Let $A$ be an $n \times n$ real matrix. The exponential of $A$ is defined as $$ e^{A}:=I+A+\frac{A^{2}}{2 !}+\frac{A^{3}}{3 !}+\cdots $$ provided each entry of the matrix converges.

1. Show that $e^{A}$ makes sense
2. and $P$ is an invertible matrix show that $P e^{A} P^{-1}$ is also an exponential matrix.

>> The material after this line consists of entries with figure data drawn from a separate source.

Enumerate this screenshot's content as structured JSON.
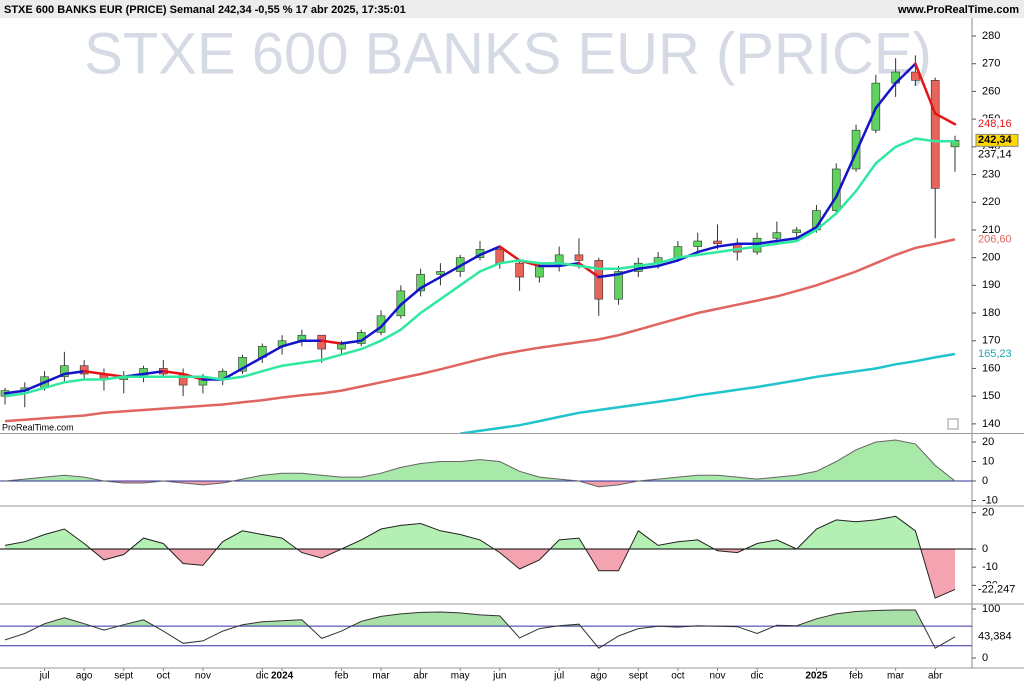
{
  "chart_data": [
    {
      "type": "candlestick",
      "title": "STXE 600 BANKS EUR (PRICE) Semanal 242,34 -0,55 % 17 abr 2025, 17:35:01",
      "source": "www.ProRealTime.com",
      "watermark": "STXE 600 BANKS EUR (PRICE)",
      "footnote": "ProRealTime.com",
      "categories": [
        null,
        null,
        "jul",
        null,
        "ago",
        null,
        "sept",
        null,
        "oct",
        null,
        "nov",
        null,
        null,
        "dic",
        "2024",
        null,
        null,
        "feb",
        null,
        "mar",
        null,
        "abr",
        null,
        "may",
        null,
        "jun",
        null,
        null,
        "jul",
        null,
        "ago",
        null,
        "sept",
        null,
        "oct",
        null,
        "nov",
        null,
        "dic",
        null,
        null,
        "2025",
        null,
        "feb",
        null,
        "mar",
        null,
        "abr",
        null
      ],
      "open": [
        150,
        152,
        153,
        157,
        161,
        158,
        156,
        157,
        160,
        158,
        154,
        156,
        159,
        164,
        168,
        170,
        172,
        167,
        169,
        173,
        179,
        188,
        194,
        195,
        200,
        203,
        198,
        193,
        197,
        201,
        199,
        185,
        195,
        198,
        200,
        204,
        206,
        205,
        202,
        207,
        209,
        210,
        217,
        232,
        246,
        263,
        267,
        264,
        240
      ],
      "high": [
        153,
        155,
        159,
        166,
        163,
        160,
        159,
        161,
        163,
        160,
        158,
        160,
        165,
        169,
        172,
        174,
        172,
        170,
        174,
        181,
        190,
        196,
        198,
        201,
        206,
        204,
        199,
        198,
        204,
        207,
        200,
        197,
        200,
        202,
        206,
        209,
        212,
        207,
        209,
        213,
        211,
        219,
        234,
        248,
        266,
        272,
        273,
        265,
        244
      ],
      "low": [
        147,
        146,
        152,
        155,
        156,
        152,
        151,
        155,
        157,
        150,
        151,
        154,
        158,
        162,
        165,
        168,
        162,
        165,
        168,
        172,
        178,
        186,
        190,
        193,
        199,
        196,
        188,
        191,
        195,
        196,
        179,
        183,
        193,
        196,
        199,
        202,
        203,
        199,
        201,
        205,
        206,
        209,
        216,
        231,
        245,
        258,
        262,
        207,
        231
      ],
      "close": [
        152,
        153,
        157,
        161,
        158,
        156,
        157,
        160,
        158,
        154,
        156,
        159,
        164,
        168,
        170,
        172,
        167,
        169,
        173,
        179,
        188,
        194,
        195,
        200,
        203,
        198,
        193,
        197,
        201,
        199,
        185,
        195,
        198,
        200,
        204,
        206,
        205,
        202,
        207,
        209,
        210,
        217,
        232,
        246,
        263,
        267,
        264,
        225,
        242.34
      ],
      "candle_colors": [
        "#5fd35f",
        "#e8645a"
      ],
      "series": [
        {
          "colors": [
            "#1414c8",
            "#e41414"
          ],
          "values": [
            151,
            152,
            155,
            158,
            159,
            158,
            157,
            158,
            159,
            158,
            156,
            156,
            160,
            164,
            168,
            170,
            170,
            169,
            170,
            175,
            183,
            189,
            193,
            197,
            201,
            204,
            199,
            197,
            197,
            198,
            193,
            194,
            196,
            197,
            199,
            202,
            204,
            205,
            205,
            206,
            207,
            211,
            222,
            238,
            254,
            263,
            270,
            252,
            248.16
          ]
        },
        {
          "color": "#30e8a0",
          "values": [
            150,
            151,
            153,
            155,
            156,
            156,
            157,
            157,
            157,
            157,
            157,
            156,
            157,
            159,
            161,
            162,
            163,
            165,
            167,
            170,
            174,
            180,
            185,
            190,
            195,
            198,
            199,
            198,
            198,
            197,
            196,
            196,
            197,
            198,
            200,
            201,
            202,
            203,
            204,
            205,
            206,
            210,
            216,
            224,
            234,
            240,
            243,
            242,
            242
          ]
        },
        {
          "color": "#e06460",
          "values": [
            141,
            141.5,
            142,
            142.5,
            143,
            144,
            144.5,
            145,
            145.5,
            146,
            146.5,
            147,
            147.8,
            148.5,
            149.5,
            150.3,
            151,
            152,
            153.5,
            155,
            156.5,
            158,
            159.7,
            161.5,
            163.3,
            165,
            166.3,
            167.5,
            168.5,
            169.5,
            170.5,
            172,
            174,
            176,
            178,
            180,
            181.5,
            183,
            184.5,
            186,
            188,
            190,
            192.5,
            195,
            198,
            201,
            203.5,
            205,
            206.6
          ]
        },
        {
          "color": "#20c4cc",
          "values": [
            null,
            null,
            null,
            null,
            null,
            null,
            null,
            null,
            null,
            null,
            null,
            null,
            null,
            null,
            null,
            null,
            null,
            null,
            null,
            null,
            null,
            null,
            null,
            136.5,
            137.5,
            138.5,
            139.5,
            141,
            142.5,
            144,
            145,
            146,
            147,
            148,
            149,
            150.3,
            151.3,
            152.3,
            153.3,
            154.5,
            155.7,
            157,
            158,
            159,
            160,
            161.5,
            162.6,
            164,
            165.23
          ]
        }
      ],
      "markers": [
        {
          "value": 248.16,
          "label": "248,16",
          "color": "#e41414"
        },
        {
          "value": 242.34,
          "label": "242,34",
          "color": "#000000",
          "background": "#ffd800"
        },
        {
          "value": 237.14,
          "label": "237,14",
          "color": "#000000"
        },
        {
          "value": 206.6,
          "label": "206,60",
          "color": "#e06460"
        },
        {
          "value": 165.23,
          "label": "165,23",
          "color": "#20a8b0"
        }
      ],
      "ylim": [
        136.7,
        286.5
      ],
      "yticks": [
        140,
        150,
        160,
        170,
        180,
        190,
        200,
        210,
        220,
        230,
        240,
        250,
        260,
        270,
        280
      ]
    },
    {
      "type": "area",
      "values": [
        0,
        1,
        2,
        3,
        2,
        0,
        -1,
        -1,
        0,
        -1,
        -2,
        -1,
        1,
        3,
        4,
        4,
        3,
        2,
        2,
        4,
        7,
        9,
        10,
        10,
        11,
        10,
        5,
        2,
        1,
        0,
        -3,
        -2,
        0,
        1,
        2,
        3,
        3,
        2,
        1,
        2,
        3,
        5,
        10,
        16,
        20,
        21,
        19,
        8,
        0
      ],
      "colors": [
        "#a8e8a8",
        "#f0a0a8"
      ],
      "line_color": "#666666",
      "zero_color": "#3030a0",
      "ylim": [
        -12.3,
        24.1
      ],
      "yticks": [
        20,
        10,
        0,
        -10
      ]
    },
    {
      "type": "area",
      "values": [
        2,
        4,
        8,
        11,
        3,
        -6,
        -3,
        6,
        3,
        -8,
        -9,
        4,
        10,
        8,
        6,
        -2,
        -5,
        0,
        5,
        11,
        13,
        14,
        10,
        8,
        5,
        -2,
        -11,
        -6,
        5,
        6,
        -12,
        -12,
        10,
        2,
        4,
        5,
        -1,
        -2,
        3,
        5,
        0,
        11,
        16,
        15,
        16,
        18,
        10,
        -27,
        -22.247
      ],
      "colors": [
        "#b4f0b4",
        "#f4a4b0"
      ],
      "line_color": "#222222",
      "zero_color": "#000000",
      "markers": [
        {
          "value": -22.247,
          "label": "-22,247",
          "color": "#000000"
        }
      ],
      "ylim": [
        -29.7,
        23.1
      ],
      "yticks": [
        20,
        0,
        -10,
        -20
      ]
    },
    {
      "type": "line",
      "values": [
        37,
        50,
        70,
        82,
        70,
        57,
        68,
        78,
        55,
        30,
        35,
        55,
        68,
        74,
        76,
        78,
        40,
        55,
        75,
        85,
        90,
        93,
        94,
        92,
        88,
        86,
        41,
        60,
        66,
        69,
        20,
        45,
        60,
        65,
        63,
        66,
        65,
        64,
        50,
        67,
        66,
        80,
        90,
        95,
        97,
        98,
        98,
        20,
        43.384
      ],
      "levels": [
        65,
        25
      ],
      "color": "#333333",
      "level_color": "#3030a0",
      "fill": "#a8e0a8",
      "markers": [
        {
          "value": 43.384,
          "label": "43,384",
          "color": "#000000"
        }
      ],
      "ylim": [
        -20.4,
        108.2
      ],
      "yticks": [
        100,
        0
      ]
    }
  ]
}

I have solved Part (2) as :
This follows by noting that $$ \begin{aligned} \left(T B T^{-1}\right)^{k} &=\left(T B T^{-1}\right)\left(T B T^{-1}\right) \cdots\left(T B T^{-1}\right) \\ &=T B\left(T^{-1} T\right) B\left(T^{-1} T\right) \cdots\left(T^{-1} T\right) B T^{-1} \\ &=T B^{k} T^{-1} \end{aligned} $$

then yields $$ \begin{aligned} e^{P^{-1} A P} &=I+P^{-1} A P+\frac{\left(P^{-1} A P\right)^{2}}{2 !}+\cdots \\ &=I+P^{-1} A P+P^{-1} \frac{A^{2}}{2 !} P+\cdots \\ &=P^{-1}\left(I+A+\frac{A^{2}}{2 !}+\cdots\right) P=P^{-1} e^{A} P \end{aligned} $$

• I don't know how to solve part (1) i.e Show that $e^{A}$ makes sense ?

Answer 1

Part 1 means to ask that you show the series actually converges for any A. (I always see this done after the exponential is introduced, using absolute convergence.)

Answer 2

As Keshav notes, you can prove that the definition of the exponential makes sense as long as you can show that the infinite series converges for any $A$. The obvious way to do this is to compare it to the exponential series for real numbers, which you presumably already know converges.

For a matrix $A$, denote by $|A|$ the operator norm of $A$. This has the property that $|A^k| \le |A|^k$. Therefore, if we take a finite sum:

$$\sum_{i=0}^N \left|A^i/i!\right| \le \sum_{i=0}^N|A|^i/i! \to e^{|A|}$$ so that the sum converges absolutely.